きっとその腕では重いだろうなと思い見てしまった。
私は隣に座って開かれた図鑑を覗き込む。
「好きなの、ある?」
「好きな動物ですか?…うさぎとか?モフモフの」
「うさぎ…」
青年は迷うことなくページを捲る。
目次を見なくたってわかるらしい。
それくらい使い込んでいるのか。
最後にあったのは3日前。
多くて3日間で頭に入れたことになる。
凄いなと私は感心した。
うさぎのページを開いた青年は少し図鑑をずらして私に見えやすいように持ってきてくれる。
私は本の半分を手で支えてうさぎを見た。
「可愛い…!」
「これとか…あったかそう」
「本当ですね!白いうさぎも茶色いうさぎも可愛いなぁ」
「うん…」
お互いに図鑑へ指を置いて話し合う。
うさぎトークでこんなにも盛り上がるとは。
すると青年は1番上に載っていた、真っ白いうさぎを細く折れそうな人差し指で差す。
「これ、描いてほしい…」
「任せてください」
塗り絵の存在を忘れて私は何も描かれていない大きめのメモ帳を取り出すと、鉛筆を持って描き始める。
青年が持っている図鑑を時々見ながら。
モフモフ感を出すために鉛筆を動かすと青年視線を感じる。
興味津々で見てくれていて私も描きがいがあった。
気合を入れて描くとすぐに出来上がり、私は前と同じようにメモ帳を破って青年に渡すと、両手で大事そうに受け取ってくれた。
「可愛い…」
「意外と上手く描けました。ポイントはクリクリの目です」
「うん…」
青年は自分の目の前に紙を持ってきてジッと見つめると図鑑の上に乗せる。
そしてうざきを指でなぞるように動かした。
尻尾を通って耳へ到達する。
丸くなっている背中を通ればうさぎの出来上がり。
「こうすると、楽しい…」
「あっ、そうだ」
やっと塗り絵を思い出して私はバッグから1冊出す。
表紙を見せるように持ってくると青年の目は輝いた。
「ぬりえ…」
「はい!私、絵の具持ってきたんです。良ければ一緒にやりませんか?」
「うん」
頷いてくれた青年に塗り絵の本を渡して、色付けたい絵を探してもらう。
その間に私はパレットを出して絵の具の準備を始めた。
「どうでしょう?塗りたいのありますか?」
「…犬があった」
「それじゃあ犬を塗りましょうか」
先程、私が描いたうさぎよりもクリクリの目をしている犬のページを開く青年。
私はペットボトルの水で少し濡らした筆を青年に手渡した。
「何の色が良いですか?」
「色…」
「犬って色んな模様とか、色があるから自由で良いと思います。普通じゃない色だって芸術的になって素敵なので。
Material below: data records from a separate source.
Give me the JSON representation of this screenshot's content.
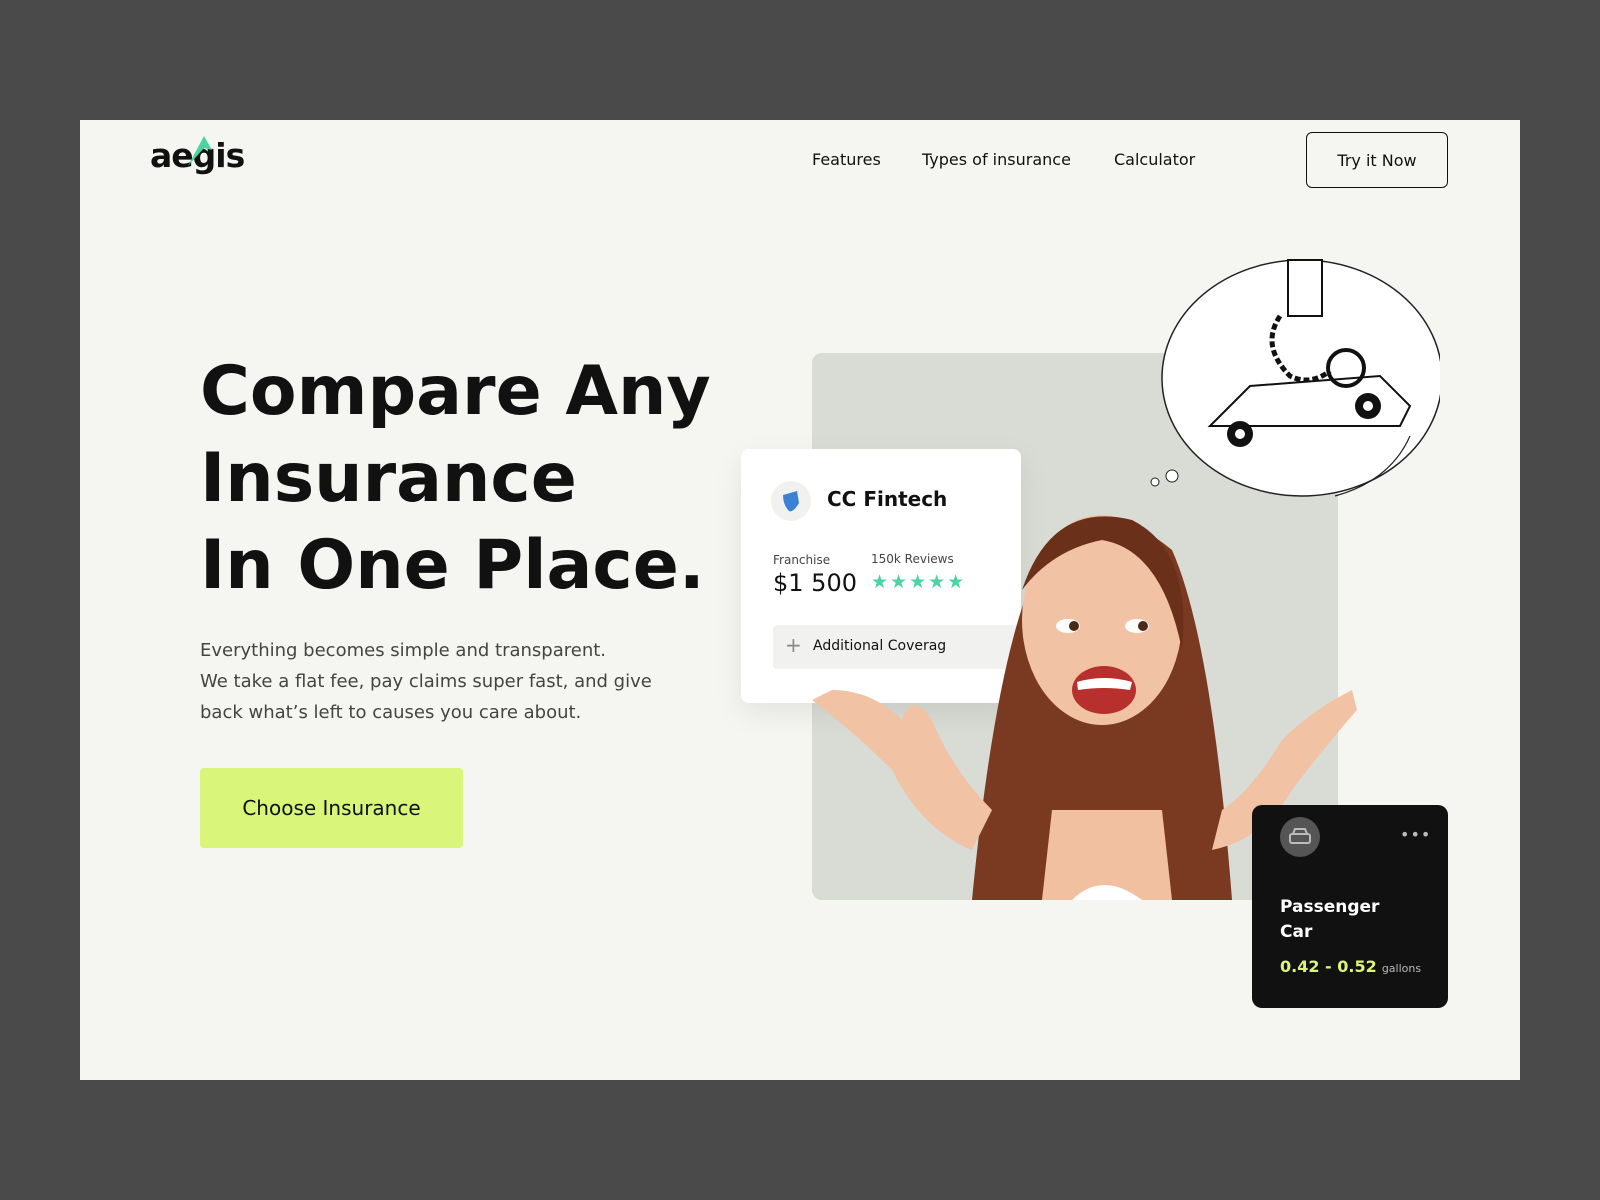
{
  "logo": {
    "text": "aegis",
    "accent": "#4cd3a0"
  },
  "nav": {
    "items": [
      "Features",
      "Types of insurance",
      "Calculator"
    ],
    "cta": "Try it Now"
  },
  "hero": {
    "title_lines": [
      "Compare Any",
      "Insurance",
      "In One Place."
    ],
    "paragraph_lines": [
      "Everything becomes simple and transparent.",
      "We take a flat fee, pay claims super fast, and give",
      "back what’s left to causes you care about."
    ],
    "cta": "Choose Insurance",
    "cta_color": "#d9f57a"
  },
  "card": {
    "company": "CC Fintech",
    "icon": "shield-icon",
    "franchise_label": "Franchise",
    "franchise_value": "$1 500",
    "reviews": "150k Reviews",
    "rating": 5,
    "star_color": "#4cd3a0",
    "coverage": "Additional Coverag"
  },
  "car_card": {
    "icon": "car-icon",
    "menu": "more-icon",
    "title_line1": "Passenger",
    "title_line2": "Car",
    "range": "0.42 - 0.52",
    "unit": "gallons",
    "accent": "#d9f57a"
  }
}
真っ黒でも、水玉模様でも、紫色でも構いませんよ」
「……」
私はあるだけの絵の具を床に並べてどんな色があるかを見せる。
青年が手を伸ばした色は水色だった。
水色の犬なんているだろうか。
いや、何でも良いと言ったのは私だ。
青年水色の絵の具を私に預ける。
私はパレットにまずは少量の絵の具を出した。
「このままの色が良いですか?それとも濃くします?薄めます?」
「え?」
「えっと、濃くすると……こんな感じ。薄めると…こうなります」
私は絵の具を混ぜ合わせたり、水を足したりして色を変えさせる。
その瞬間を1秒も逸らさずに青年は見ていた。
私も絵の具の色を徐々に変える瞬間が楽しい。
まるで実験みたいで。
持っているパレットを青年に近づけて説明する。
「好きな色を取ってください。あ、勿論筆で。それをこの塗り絵の隙間に塗っていけば完成です」
「うん…」
私の言葉通りに青年はパレットに筆をつける。
控えめに絵の具を取ると、塗り絵の犬に線を描いた。
「綺麗な色になって良かった…」
青年は続けて犬の体に線を引くように筆を動かす。
染まっていく犬の姿はまるで真っ青な空のようだった。
夢中で染める青年はどこか楽しそうに感じる。
私はその顔を見れて満足だ。
塗り絵を買おうと思ってくれてありがとうと、当時の自分を褒めてあげた。